По свидетельству А. Чарторыйского, Александр «предался отчаянию… Мысль, что он был причиной смерти отца, была для него ужасна; он чувствовал, словно меч вонзился в его совесть и черное пятно, казавшееся ему несмываемым, навсегда связалось с его именем… Целыми часами оставался он один, молча, с угрюмым неподвижным взглядом. Это повторялось ежедневно; он никого не хотел тогда видеть подле себя». И впоследствии, считает Чарторыйский, после того как миновала военная гроза 1812 года, позади осталось послевоенное устройство Европы, отвлекшее на время все силы и способности Александра, он снова и снова возвращался к все той же «ужасной мысли», «именно благодаря ей он впал с течением времени в такое уныние, дошел до такого отвращения к жизни и поддался, быть может, несколько преувеличенной набожности, которая является единственно возможной и действительной опорой человека среди мучительных страданий».

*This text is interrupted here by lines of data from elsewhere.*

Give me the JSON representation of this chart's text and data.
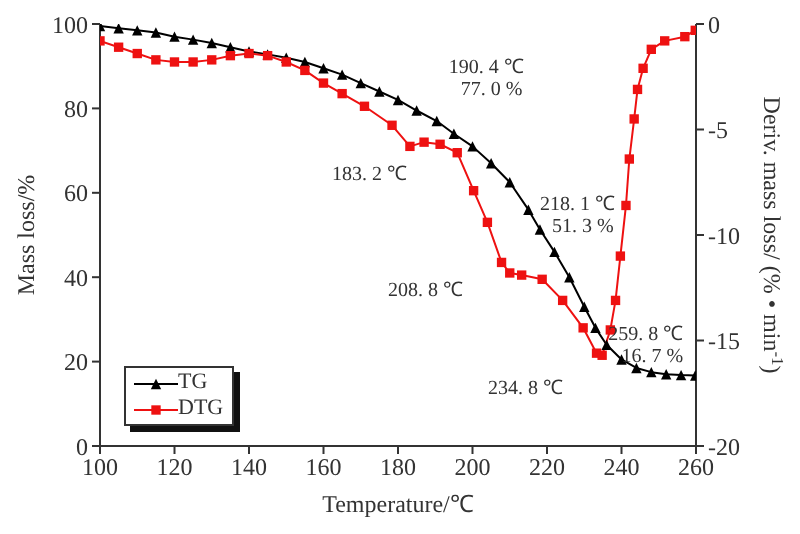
{
  "chart_data": {
    "type": "line",
    "xlabel": "Temperature/℃",
    "ylabel": "Mass loss/%",
    "y2label": "Deriv. mass loss/ (% • min$^{-1}$)",
    "xlim": [
      100,
      260
    ],
    "xticks": [
      100,
      120,
      140,
      160,
      180,
      200,
      220,
      240,
      260
    ],
    "ylim": [
      0,
      100
    ],
    "yticks": [
      0,
      20,
      40,
      60,
      80,
      100
    ],
    "y2lim": [
      -20,
      0
    ],
    "y2ticks": [
      -20,
      -15,
      -10,
      -5,
      0
    ],
    "legend": "bottom left",
    "grid": false,
    "series": [
      {
        "name": "TG",
        "color": "#000000",
        "marker": "triangle",
        "x": [
          100,
          105,
          110,
          115,
          120,
          125,
          130,
          135,
          140,
          145,
          150,
          155,
          160,
          165,
          170,
          175,
          180,
          185,
          190.4,
          195,
          200,
          205,
          210,
          215,
          218.1,
          222,
          226,
          230,
          233,
          236,
          240,
          244,
          248,
          252,
          256,
          259.8
        ],
        "values": [
          99.5,
          99,
          98.5,
          98,
          97,
          96.3,
          95.5,
          94.5,
          93.5,
          92.8,
          92,
          91,
          89.5,
          88,
          86,
          84,
          82,
          79.5,
          77,
          74,
          71,
          67,
          62.5,
          56,
          51.3,
          46,
          40,
          33,
          28,
          24,
          20.5,
          18.5,
          17.5,
          17,
          16.8,
          16.7
        ]
      },
      {
        "name": "DTG",
        "color": "#ee1111",
        "marker": "square",
        "axis": "y2",
        "x": [
          100,
          105,
          110,
          115,
          120,
          125,
          130,
          135,
          140,
          145,
          150,
          155,
          160,
          165,
          171,
          178.4,
          183.2,
          187,
          191.3,
          195.9,
          200.3,
          204,
          207.8,
          210,
          213.2,
          218.7,
          224.2,
          229.7,
          233.3,
          234.8,
          237,
          238.4,
          239.7,
          241.2,
          242.1,
          243.4,
          244.3,
          245.8,
          248,
          251.6,
          257,
          259.8
        ],
        "values": [
          -0.8,
          -1.1,
          -1.4,
          -1.7,
          -1.8,
          -1.8,
          -1.7,
          -1.5,
          -1.4,
          -1.5,
          -1.8,
          -2.2,
          -2.8,
          -3.3,
          -3.9,
          -4.8,
          -5.8,
          -5.6,
          -5.7,
          -6.1,
          -7.9,
          -9.4,
          -11.3,
          -11.8,
          -11.9,
          -12.1,
          -13.1,
          -14.4,
          -15.6,
          -15.7,
          -14.5,
          -13.1,
          -11,
          -8.6,
          -6.4,
          -4.5,
          -3.1,
          -2.1,
          -1.2,
          -0.8,
          -0.6,
          -0.3
        ]
      }
    ],
    "annotations": [
      {
        "text": "190. 4 ℃\n77. 0 %",
        "x": 190.4,
        "y": 77
      },
      "183. 2 ℃",
      {
        "text": "218. 1 ℃\n51. 3 %",
        "x": 218.1,
        "y": 51.3
      },
      "208. 8 ℃",
      {
        "text": "259. 8 ℃\n16. 7 %",
        "x": 259.8,
        "y": 16.7
      },
      "234. 8 ℃"
    ]
  }
}
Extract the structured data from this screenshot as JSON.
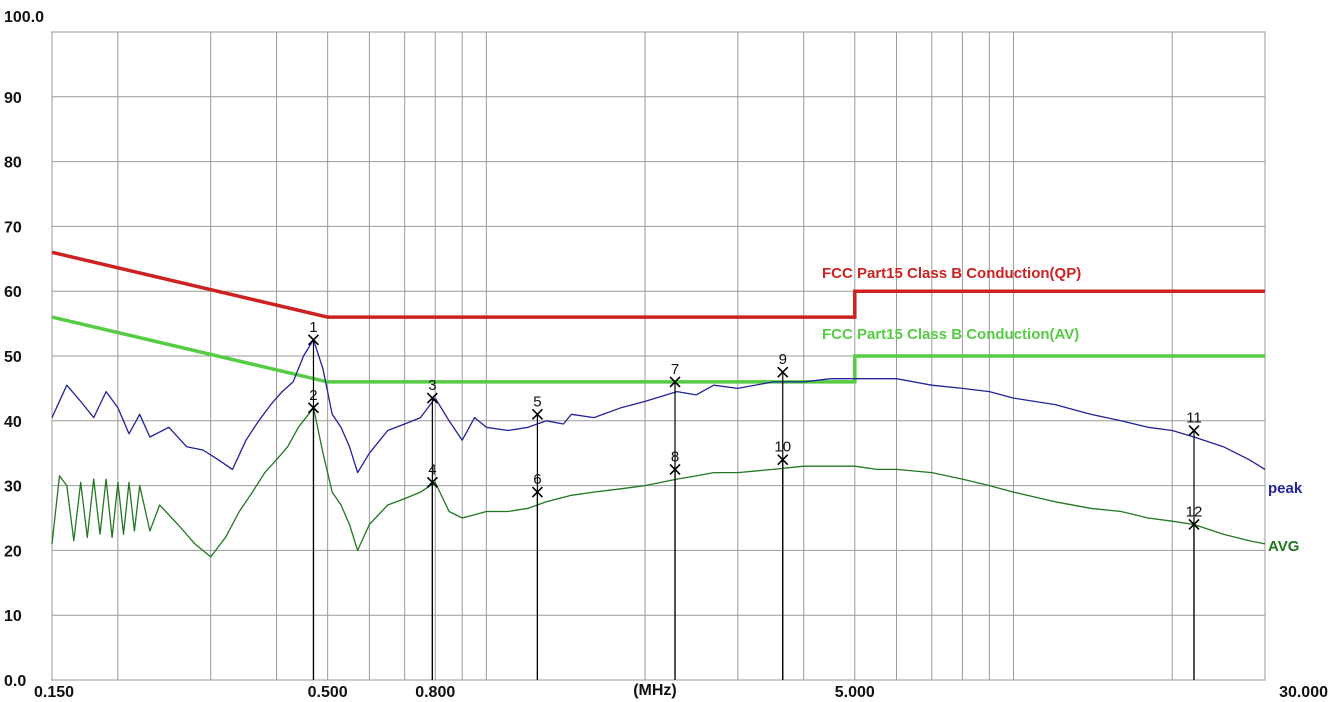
{
  "chart_data": {
    "type": "line",
    "title": "",
    "xlabel": "(MHz)",
    "ylabel": "",
    "x_scale": "log",
    "xlim": [
      0.15,
      30.0
    ],
    "ylim": [
      0.0,
      100.0
    ],
    "grid": true,
    "y_ticks": [
      {
        "value": 0,
        "label": "0.0"
      },
      {
        "value": 10,
        "label": "10"
      },
      {
        "value": 20,
        "label": "20"
      },
      {
        "value": 30,
        "label": "30"
      },
      {
        "value": 40,
        "label": "40"
      },
      {
        "value": 50,
        "label": "50"
      },
      {
        "value": 60,
        "label": "60"
      },
      {
        "value": 70,
        "label": "70"
      },
      {
        "value": 80,
        "label": "80"
      },
      {
        "value": 90,
        "label": "90"
      },
      {
        "value": 100,
        "label": "100.0"
      }
    ],
    "x_tick_labels": [
      {
        "value": 0.15,
        "label": "0.150"
      },
      {
        "value": 0.5,
        "label": "0.500"
      },
      {
        "value": 0.8,
        "label": "0.800"
      },
      {
        "value": 5.0,
        "label": "5.000"
      },
      {
        "value": 30.0,
        "label": "30.000"
      }
    ],
    "x_gridlines": [
      0.15,
      0.2,
      0.3,
      0.4,
      0.5,
      0.6,
      0.7,
      0.8,
      0.9,
      1,
      2,
      3,
      4,
      5,
      6,
      7,
      8,
      9,
      10,
      20,
      30
    ],
    "limit_lines": [
      {
        "name": "FCC Part15 Class B Conduction(QP)",
        "color": "#cc2222",
        "points": [
          [
            0.15,
            66.0
          ],
          [
            0.5,
            56.0
          ],
          [
            5.0,
            56.0
          ],
          [
            5.0,
            60.0
          ],
          [
            30.0,
            60.0
          ]
        ]
      },
      {
        "name": "FCC Part15 Class B Conduction(AV)",
        "color": "#55cc44",
        "points": [
          [
            0.15,
            56.0
          ],
          [
            0.5,
            46.0
          ],
          [
            5.0,
            46.0
          ],
          [
            5.0,
            50.0
          ],
          [
            30.0,
            50.0
          ]
        ]
      }
    ],
    "series": [
      {
        "name": "peak",
        "color": "#22229a",
        "points": [
          [
            0.15,
            40.5
          ],
          [
            0.16,
            45.5
          ],
          [
            0.17,
            43
          ],
          [
            0.18,
            40.5
          ],
          [
            0.19,
            44.5
          ],
          [
            0.2,
            42
          ],
          [
            0.21,
            38
          ],
          [
            0.22,
            41
          ],
          [
            0.23,
            37.5
          ],
          [
            0.25,
            39
          ],
          [
            0.27,
            36
          ],
          [
            0.29,
            35.5
          ],
          [
            0.31,
            34
          ],
          [
            0.33,
            32.5
          ],
          [
            0.35,
            37
          ],
          [
            0.37,
            40
          ],
          [
            0.39,
            42.5
          ],
          [
            0.41,
            44.5
          ],
          [
            0.43,
            46
          ],
          [
            0.45,
            50
          ],
          [
            0.47,
            52.5
          ],
          [
            0.49,
            48
          ],
          [
            0.51,
            41
          ],
          [
            0.53,
            39
          ],
          [
            0.55,
            36
          ],
          [
            0.57,
            32
          ],
          [
            0.6,
            35
          ],
          [
            0.65,
            38.5
          ],
          [
            0.7,
            39.5
          ],
          [
            0.75,
            40.5
          ],
          [
            0.8,
            43.5
          ],
          [
            0.85,
            40
          ],
          [
            0.9,
            37
          ],
          [
            0.95,
            40.5
          ],
          [
            1.0,
            39
          ],
          [
            1.1,
            38.5
          ],
          [
            1.2,
            39
          ],
          [
            1.3,
            40
          ],
          [
            1.4,
            39.5
          ],
          [
            1.45,
            41
          ],
          [
            1.6,
            40.5
          ],
          [
            1.8,
            42
          ],
          [
            2.0,
            43
          ],
          [
            2.3,
            44.5
          ],
          [
            2.5,
            44
          ],
          [
            2.7,
            45.5
          ],
          [
            3.0,
            45
          ],
          [
            3.5,
            46
          ],
          [
            4.0,
            46
          ],
          [
            4.5,
            46.5
          ],
          [
            5.0,
            46.5
          ],
          [
            5.5,
            46.5
          ],
          [
            6.0,
            46.5
          ],
          [
            7.0,
            45.5
          ],
          [
            8.0,
            45
          ],
          [
            9.0,
            44.5
          ],
          [
            10.0,
            43.5
          ],
          [
            12.0,
            42.5
          ],
          [
            14.0,
            41
          ],
          [
            16.0,
            40
          ],
          [
            18.0,
            39
          ],
          [
            20.0,
            38.5
          ],
          [
            22.0,
            37.5
          ],
          [
            25.0,
            36
          ],
          [
            28.0,
            34
          ],
          [
            30.0,
            32.5
          ]
        ]
      },
      {
        "name": "AVG",
        "color": "#227722",
        "points": [
          [
            0.15,
            21
          ],
          [
            0.155,
            31.5
          ],
          [
            0.16,
            30
          ],
          [
            0.165,
            21.5
          ],
          [
            0.17,
            30.5
          ],
          [
            0.175,
            22
          ],
          [
            0.18,
            31
          ],
          [
            0.185,
            22.5
          ],
          [
            0.19,
            31
          ],
          [
            0.195,
            22
          ],
          [
            0.2,
            30.5
          ],
          [
            0.205,
            22.5
          ],
          [
            0.21,
            30.5
          ],
          [
            0.215,
            23
          ],
          [
            0.22,
            30
          ],
          [
            0.23,
            23
          ],
          [
            0.24,
            27
          ],
          [
            0.26,
            24
          ],
          [
            0.28,
            21
          ],
          [
            0.3,
            19
          ],
          [
            0.32,
            22
          ],
          [
            0.34,
            26
          ],
          [
            0.36,
            29
          ],
          [
            0.38,
            32
          ],
          [
            0.4,
            34
          ],
          [
            0.42,
            36
          ],
          [
            0.44,
            39
          ],
          [
            0.47,
            42
          ],
          [
            0.49,
            35
          ],
          [
            0.51,
            29
          ],
          [
            0.53,
            27
          ],
          [
            0.55,
            24
          ],
          [
            0.57,
            20
          ],
          [
            0.6,
            24
          ],
          [
            0.65,
            27
          ],
          [
            0.7,
            28
          ],
          [
            0.75,
            29
          ],
          [
            0.8,
            30.5
          ],
          [
            0.85,
            26
          ],
          [
            0.9,
            25
          ],
          [
            0.95,
            25.5
          ],
          [
            1.0,
            26
          ],
          [
            1.1,
            26
          ],
          [
            1.2,
            26.5
          ],
          [
            1.3,
            27.5
          ],
          [
            1.45,
            28.5
          ],
          [
            1.6,
            29
          ],
          [
            1.8,
            29.5
          ],
          [
            2.0,
            30
          ],
          [
            2.3,
            31
          ],
          [
            2.5,
            31.5
          ],
          [
            2.7,
            32
          ],
          [
            3.0,
            32
          ],
          [
            3.5,
            32.5
          ],
          [
            4.0,
            33
          ],
          [
            4.5,
            33
          ],
          [
            5.0,
            33
          ],
          [
            5.5,
            32.5
          ],
          [
            6.0,
            32.5
          ],
          [
            7.0,
            32
          ],
          [
            8.0,
            31
          ],
          [
            9.0,
            30
          ],
          [
            10.0,
            29
          ],
          [
            12.0,
            27.5
          ],
          [
            14.0,
            26.5
          ],
          [
            16.0,
            26
          ],
          [
            18.0,
            25
          ],
          [
            20.0,
            24.5
          ],
          [
            22.0,
            24
          ],
          [
            25.0,
            22.5
          ],
          [
            28.0,
            21.5
          ],
          [
            30.0,
            21
          ]
        ]
      }
    ],
    "markers": [
      {
        "label": "1",
        "x": 0.47,
        "y": 52.5
      },
      {
        "label": "2",
        "x": 0.47,
        "y": 42.0
      },
      {
        "label": "3",
        "x": 0.79,
        "y": 43.5
      },
      {
        "label": "4",
        "x": 0.79,
        "y": 30.5
      },
      {
        "label": "5",
        "x": 1.25,
        "y": 41.0
      },
      {
        "label": "6",
        "x": 1.25,
        "y": 29.0
      },
      {
        "label": "7",
        "x": 2.28,
        "y": 46.0
      },
      {
        "label": "8",
        "x": 2.28,
        "y": 32.5
      },
      {
        "label": "9",
        "x": 3.65,
        "y": 47.5
      },
      {
        "label": "10",
        "x": 3.65,
        "y": 34.0
      },
      {
        "label": "11",
        "x": 22.0,
        "y": 38.5
      },
      {
        "label": "12",
        "x": 22.0,
        "y": 24.0
      }
    ]
  }
}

Власть надвинулась на Александра сразу, без подготовки, в одном из своих самых отвратительных обличий, и для его человеческой личности вопрос состоял в том, сумеет ли он устоять, достойно противостоять ей, как это он мнил в пору своих юношеских мечтаний, или она окончательно втянет его в свой жернов, перемелет и выдаст очередной готовый образец обычного властителя — жестокого, беспринципного, готового ради удержания ее на все. Вопрос этот он решал в течение всей своей жизни, так и не дав на него ни отрицательного, ни положительного ответа. И в этом, видимо, состояла его драма как человека и правителя.
Конечно, никакие высокие цели этой власти, облеченные в пропагандистские клише своего времени и выраженные, в частности, в его манифесте по случаю вступления на престол и последующих многочисленных документах эпохи, не могли оправдать его перед самим собой.
Сделать это могло лишь чувство глубокого соответствия своих внутренних убеждений, всего того, во что он действительно верил, чему в глубине души поклонялся, и своих реальных действий как человека и политика. Только здесь мог он найти хоть малейшее оправдание страшному человеческому греху, который долгие годы тревожил его душу.